We all know about the big things that can destroy any relationship, even ones that seem picture perfect: cheating, betrayal, huge life changes, stuff like that. We look out for signs of these things, we do our best to avoid them, to make sure they don’t happen to us. Unfortunately, sometimes it’s not just the big things that you have to keep an eye out for. More often than not, it’s the little stuff. Yes, the mundane, small things that you don’t give a second thought – those are the things that, after time, could build up enough to slowly destroy a relationship.

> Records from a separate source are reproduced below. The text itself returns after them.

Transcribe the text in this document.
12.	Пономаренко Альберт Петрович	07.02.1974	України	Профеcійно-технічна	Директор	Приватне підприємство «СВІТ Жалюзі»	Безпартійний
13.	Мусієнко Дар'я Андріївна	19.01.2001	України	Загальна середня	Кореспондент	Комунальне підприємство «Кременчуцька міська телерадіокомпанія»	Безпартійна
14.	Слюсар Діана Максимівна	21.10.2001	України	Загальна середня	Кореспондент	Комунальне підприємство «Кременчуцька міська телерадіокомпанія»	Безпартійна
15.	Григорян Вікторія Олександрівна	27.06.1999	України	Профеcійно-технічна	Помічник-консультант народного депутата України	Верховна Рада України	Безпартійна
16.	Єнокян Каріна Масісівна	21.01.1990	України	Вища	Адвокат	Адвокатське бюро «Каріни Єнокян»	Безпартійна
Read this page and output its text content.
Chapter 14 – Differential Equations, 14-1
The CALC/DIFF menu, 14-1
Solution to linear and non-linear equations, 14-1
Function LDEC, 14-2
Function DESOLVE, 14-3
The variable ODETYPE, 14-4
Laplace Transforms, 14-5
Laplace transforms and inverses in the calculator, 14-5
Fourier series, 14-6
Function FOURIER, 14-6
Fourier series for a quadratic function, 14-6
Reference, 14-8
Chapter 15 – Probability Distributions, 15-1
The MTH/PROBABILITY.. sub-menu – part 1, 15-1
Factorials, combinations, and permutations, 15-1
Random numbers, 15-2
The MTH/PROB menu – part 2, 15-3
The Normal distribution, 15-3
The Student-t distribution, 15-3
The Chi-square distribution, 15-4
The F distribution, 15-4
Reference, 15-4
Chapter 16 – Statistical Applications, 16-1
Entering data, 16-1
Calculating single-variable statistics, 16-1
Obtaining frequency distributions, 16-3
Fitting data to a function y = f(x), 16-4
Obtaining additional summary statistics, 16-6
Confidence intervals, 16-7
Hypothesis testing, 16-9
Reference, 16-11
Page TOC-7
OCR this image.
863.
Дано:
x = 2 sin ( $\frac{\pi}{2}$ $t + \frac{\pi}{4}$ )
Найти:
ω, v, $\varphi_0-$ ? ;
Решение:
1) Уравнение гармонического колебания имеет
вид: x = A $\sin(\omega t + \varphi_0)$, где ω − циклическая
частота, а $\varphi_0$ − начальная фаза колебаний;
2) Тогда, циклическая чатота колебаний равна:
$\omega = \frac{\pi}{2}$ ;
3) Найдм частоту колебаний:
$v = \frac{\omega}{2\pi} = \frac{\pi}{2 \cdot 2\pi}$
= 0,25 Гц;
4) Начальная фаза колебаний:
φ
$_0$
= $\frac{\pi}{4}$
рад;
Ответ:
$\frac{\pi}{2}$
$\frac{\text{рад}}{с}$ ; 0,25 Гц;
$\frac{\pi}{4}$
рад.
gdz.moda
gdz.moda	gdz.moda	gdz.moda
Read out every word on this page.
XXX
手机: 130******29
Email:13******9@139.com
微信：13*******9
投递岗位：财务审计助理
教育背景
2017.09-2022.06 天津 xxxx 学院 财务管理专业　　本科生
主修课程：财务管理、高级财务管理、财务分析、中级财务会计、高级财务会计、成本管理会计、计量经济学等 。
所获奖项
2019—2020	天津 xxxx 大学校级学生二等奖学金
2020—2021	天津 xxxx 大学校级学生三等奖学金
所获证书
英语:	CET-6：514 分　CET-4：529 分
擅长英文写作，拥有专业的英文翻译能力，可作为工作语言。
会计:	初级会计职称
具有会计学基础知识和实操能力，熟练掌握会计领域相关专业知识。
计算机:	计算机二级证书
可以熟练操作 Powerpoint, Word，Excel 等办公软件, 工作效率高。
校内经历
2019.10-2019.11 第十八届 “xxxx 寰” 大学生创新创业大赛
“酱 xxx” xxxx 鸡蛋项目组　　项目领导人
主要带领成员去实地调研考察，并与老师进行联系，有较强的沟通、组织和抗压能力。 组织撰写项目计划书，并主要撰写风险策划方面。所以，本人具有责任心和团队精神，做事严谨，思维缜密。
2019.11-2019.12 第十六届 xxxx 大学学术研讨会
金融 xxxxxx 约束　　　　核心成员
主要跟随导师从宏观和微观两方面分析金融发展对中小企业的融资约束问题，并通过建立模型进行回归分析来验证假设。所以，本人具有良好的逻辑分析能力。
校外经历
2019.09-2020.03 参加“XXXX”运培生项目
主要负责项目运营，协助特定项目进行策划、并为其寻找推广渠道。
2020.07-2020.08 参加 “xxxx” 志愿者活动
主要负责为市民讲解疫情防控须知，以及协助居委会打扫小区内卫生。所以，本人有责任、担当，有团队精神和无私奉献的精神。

It’s easy to ignore some of these little things, or to blow them off with excuses like, “relationships are hard work! It’s not always going to be easy!” and “I can’t be too picky, so I’ll let this go.” Both of those statements have a certain amount of truth to them, but if they come up a lot? That’s definitely bad news. A recent Ask Reddit thread asked users about the little things that slowly cause breakups, and a lot of the answers were interesting and kind of unexpected. Sometimes things just aren’t meant to work out, but other times, a bad breakup could be avoided by paying attention to the smaller details. Here are a few little things that could be slowly ruining your relationship:
1. Anxiety and Mental Illness Struggles
Mental illnesses are terrible for so many different reasons, and one of those reasons is that they can ruin your relationships with others. User itsdrizzyoutside says, “If your partner has anxiety – especially untreated. Eventually it becomes exhausting and you can’t deal with in anymore. Because it will never end. There’s always a problem. There’s always an “emergency”. When one issue is resolved its never over since a new one magically pops up. I know anxiety is difficult, but you can’t play the victim and make people in your life cater to you constantly. Its not healthy”As selfish as it might sound to others, it’s true: dealing with a partner with a mental illness, like anxiety or depression, can be extremely difficult. You want to be there for the person, but it’s hard, and starts to take a toll on you. I know this from personal experience – my ex had depression, and I tried really hard for years, but eventually had to end things. It wasn’t TOTALLY because of his illness, but that absolutely contributed. If your partner has a mental illness, make sure you take care of yourself too.